Assume deg P = d * Lemma: We can choose $\pm$ such that $\pm P(x + 1) \pm P(x+2) \pm P(x+3) \pm...... \pm P(x + 2^{d}) = c \ \ \forall x$ just notice that $Q(x+k) - Q(x)$ always decrease degree by one pair them up then repeat So we can increase\decrease the sequence $\pm P(1) \pm P(2) \pm \ldots \pm P(m)$ by c Now we only need to prove that the sequence covers all residue modulo c since $gcd(P(1), \ldots , P(k), \ldots) = 1$ then exist k such that $gcd(P(k),c) = 1$ assume that k =< c By using mod 2, we can show that c is even now for the sequence $A = \pm P(1) \pm P(2) \pm \ldots \pm P(2mc)$, we will choose pair $+P(x+c) - P(x) \ \ \forall x \neq k$ (mod c) and $+P(x) \ \ \forall x = k$ (mod c) $A = (P(c+1) - P(1)) + (P(c+2) - P(2)).... + (P(3c+1) - P(2c + 1)+ .... + 2mP(k) = 2mP(k)$ (mod c) so A covers all even residue mod c We can show that P(1) + P(2) or P(1) odd if P(1) odd choose sign same as above for the sequence $B = \pm P(1) \pm P(2) \pm \ldots \pm P(2mc +1)$ so $B = 2mP(k) + P((2mc + 1) = 2mP(k) + P(1)$ (mod c) which means B covers all odd residue mod c if $P(1) + P(2)$ odd same as above but for the sequence $C = \pm P(1) \pm P(2) \pm \ldots \pm P(2mc +2)$ So we can choose sign such that the sequence covers all residue mod c But we can add/remove c so the sequence covers all integers and each integers can be represented infinitely ways (keep add c and remove c).

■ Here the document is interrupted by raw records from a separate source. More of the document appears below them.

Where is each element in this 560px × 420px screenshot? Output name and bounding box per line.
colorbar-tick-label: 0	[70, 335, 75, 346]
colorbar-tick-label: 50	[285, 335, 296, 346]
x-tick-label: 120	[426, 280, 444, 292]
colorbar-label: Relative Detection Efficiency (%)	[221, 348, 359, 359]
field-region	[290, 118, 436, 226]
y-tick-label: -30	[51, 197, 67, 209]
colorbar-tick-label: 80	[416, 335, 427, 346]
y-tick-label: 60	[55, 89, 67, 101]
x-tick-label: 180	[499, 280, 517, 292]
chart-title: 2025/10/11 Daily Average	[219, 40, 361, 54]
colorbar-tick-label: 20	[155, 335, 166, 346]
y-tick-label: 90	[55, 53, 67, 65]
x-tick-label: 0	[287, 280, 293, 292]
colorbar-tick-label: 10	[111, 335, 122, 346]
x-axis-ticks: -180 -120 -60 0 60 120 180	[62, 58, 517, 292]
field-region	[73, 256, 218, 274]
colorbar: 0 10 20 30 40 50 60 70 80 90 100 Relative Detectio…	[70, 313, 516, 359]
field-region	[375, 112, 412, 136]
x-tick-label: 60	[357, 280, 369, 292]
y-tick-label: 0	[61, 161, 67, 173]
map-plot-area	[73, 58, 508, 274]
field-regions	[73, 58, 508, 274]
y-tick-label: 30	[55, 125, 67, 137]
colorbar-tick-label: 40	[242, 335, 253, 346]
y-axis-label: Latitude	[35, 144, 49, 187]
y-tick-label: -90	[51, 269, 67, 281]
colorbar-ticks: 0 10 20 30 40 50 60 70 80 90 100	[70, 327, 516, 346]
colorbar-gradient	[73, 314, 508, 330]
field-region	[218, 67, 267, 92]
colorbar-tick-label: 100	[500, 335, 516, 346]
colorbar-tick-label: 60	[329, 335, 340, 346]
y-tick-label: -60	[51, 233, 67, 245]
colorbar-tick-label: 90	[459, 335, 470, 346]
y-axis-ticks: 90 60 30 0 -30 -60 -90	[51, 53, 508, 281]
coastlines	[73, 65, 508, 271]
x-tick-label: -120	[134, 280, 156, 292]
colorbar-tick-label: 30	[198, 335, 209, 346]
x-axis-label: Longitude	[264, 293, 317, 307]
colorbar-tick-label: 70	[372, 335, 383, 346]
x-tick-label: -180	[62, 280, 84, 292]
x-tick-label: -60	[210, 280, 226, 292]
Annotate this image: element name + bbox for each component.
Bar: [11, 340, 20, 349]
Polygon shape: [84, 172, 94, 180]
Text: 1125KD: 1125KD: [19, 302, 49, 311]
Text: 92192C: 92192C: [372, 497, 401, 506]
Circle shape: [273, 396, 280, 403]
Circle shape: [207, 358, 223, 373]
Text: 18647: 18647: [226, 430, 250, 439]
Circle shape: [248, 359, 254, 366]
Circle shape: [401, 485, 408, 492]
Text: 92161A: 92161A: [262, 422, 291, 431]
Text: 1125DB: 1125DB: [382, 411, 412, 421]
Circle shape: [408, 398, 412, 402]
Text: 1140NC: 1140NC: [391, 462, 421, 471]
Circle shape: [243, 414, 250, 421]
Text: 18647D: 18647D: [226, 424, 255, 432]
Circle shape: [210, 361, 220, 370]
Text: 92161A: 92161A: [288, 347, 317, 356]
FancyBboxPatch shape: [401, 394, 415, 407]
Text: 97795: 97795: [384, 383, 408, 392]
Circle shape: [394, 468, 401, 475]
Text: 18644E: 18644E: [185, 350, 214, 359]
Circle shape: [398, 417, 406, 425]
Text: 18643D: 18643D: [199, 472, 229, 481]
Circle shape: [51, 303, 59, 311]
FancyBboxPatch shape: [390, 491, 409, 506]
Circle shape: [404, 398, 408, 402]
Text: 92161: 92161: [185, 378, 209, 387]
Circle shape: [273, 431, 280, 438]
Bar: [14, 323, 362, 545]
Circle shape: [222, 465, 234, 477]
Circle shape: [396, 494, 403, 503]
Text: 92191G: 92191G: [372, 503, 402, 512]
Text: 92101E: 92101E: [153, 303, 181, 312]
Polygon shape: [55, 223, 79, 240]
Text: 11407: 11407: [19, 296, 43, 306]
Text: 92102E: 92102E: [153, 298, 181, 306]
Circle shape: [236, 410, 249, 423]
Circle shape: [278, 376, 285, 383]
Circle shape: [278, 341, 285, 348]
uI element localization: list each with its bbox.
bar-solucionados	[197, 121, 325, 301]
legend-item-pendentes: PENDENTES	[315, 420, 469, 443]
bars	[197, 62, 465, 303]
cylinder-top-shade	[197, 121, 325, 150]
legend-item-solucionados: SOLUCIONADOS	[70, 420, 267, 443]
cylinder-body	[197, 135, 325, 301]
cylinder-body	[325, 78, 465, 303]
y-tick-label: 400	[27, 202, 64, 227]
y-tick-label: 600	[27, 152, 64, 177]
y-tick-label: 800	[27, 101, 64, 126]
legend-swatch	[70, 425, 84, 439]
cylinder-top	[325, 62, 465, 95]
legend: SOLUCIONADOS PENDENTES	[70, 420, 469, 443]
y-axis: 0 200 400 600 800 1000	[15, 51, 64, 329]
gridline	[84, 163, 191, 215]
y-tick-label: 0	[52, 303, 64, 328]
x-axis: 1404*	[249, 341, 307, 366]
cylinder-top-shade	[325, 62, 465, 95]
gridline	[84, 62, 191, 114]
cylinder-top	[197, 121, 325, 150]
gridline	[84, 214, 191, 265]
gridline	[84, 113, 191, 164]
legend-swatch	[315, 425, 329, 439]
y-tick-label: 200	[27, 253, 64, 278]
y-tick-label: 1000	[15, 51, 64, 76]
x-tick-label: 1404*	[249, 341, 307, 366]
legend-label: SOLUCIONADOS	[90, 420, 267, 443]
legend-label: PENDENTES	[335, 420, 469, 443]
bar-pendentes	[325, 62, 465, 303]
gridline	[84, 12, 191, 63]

Assume deg P = d * Lemma: We can choose $\pm$ such that $\pm P(x + 1) \pm P(x+2) \pm P(x+3) \pm...... \pm P(x + 2^{d}) = c \ \ \forall x$ just notice that $Q(x+k) - Q(x)$ always decrease degree by one pair them up then repeat So we can increase\decrease the sequence $\pm P(1) \pm P(2) \pm \ldots \pm P(m)$ by c Now we only need to prove that the sequence covers all residue modulo c By using mod 2, we can show that c is even since $gcd(P(1), \ldots , P(k), \ldots) = 1$ then exist m such that $gcd(P(1), \ldots , P(m)) = 1$ so by Bezout's theorem, exist $x_1, x_2, \dots x_m$ such that $x_1P(1) + \dots + x_mP(m) = 1$ Let k be the smallest number such that higher than m and c | k now we will choose sign $P(cx + 1) + \dots \pm P(cx + i) + \dots + P(cx + m) \dots + P(cx + h) - P(cx +h + 1) \dots \pm P(cx + i) \dots - P(cx + m + h) \dots - P(cx + 2h) = \pm 2P(i)$ (mod c) so we can pair up 2h numbers to add\remove $2P(i)$ (mod c) for any $1 \leq i \leq m$ So there exist a sequence T such that $T = 2a(x_1P(1) + \dots + x_mP(m)) = 2a$ (mod c) so T covers all even residues mod c We can show that P(1) + P(2) or P(1) odd if P(1) odd choose sign $C = T + P(cy + 1)$ so $B = T + P(cy + 1) = 2a + P(1)$ (mod c) which means B covers all odd residue mod c if $P(1) + P(2)$ odd same as above but for the sequence $C = T + P(cy+1) + P(cy+2)$ So we can choose sign such that the sequence covers all residue mod c But we can add/remove c so the sequence covers all integers and each integers can be represented infinitely ways (keep add c and remove c).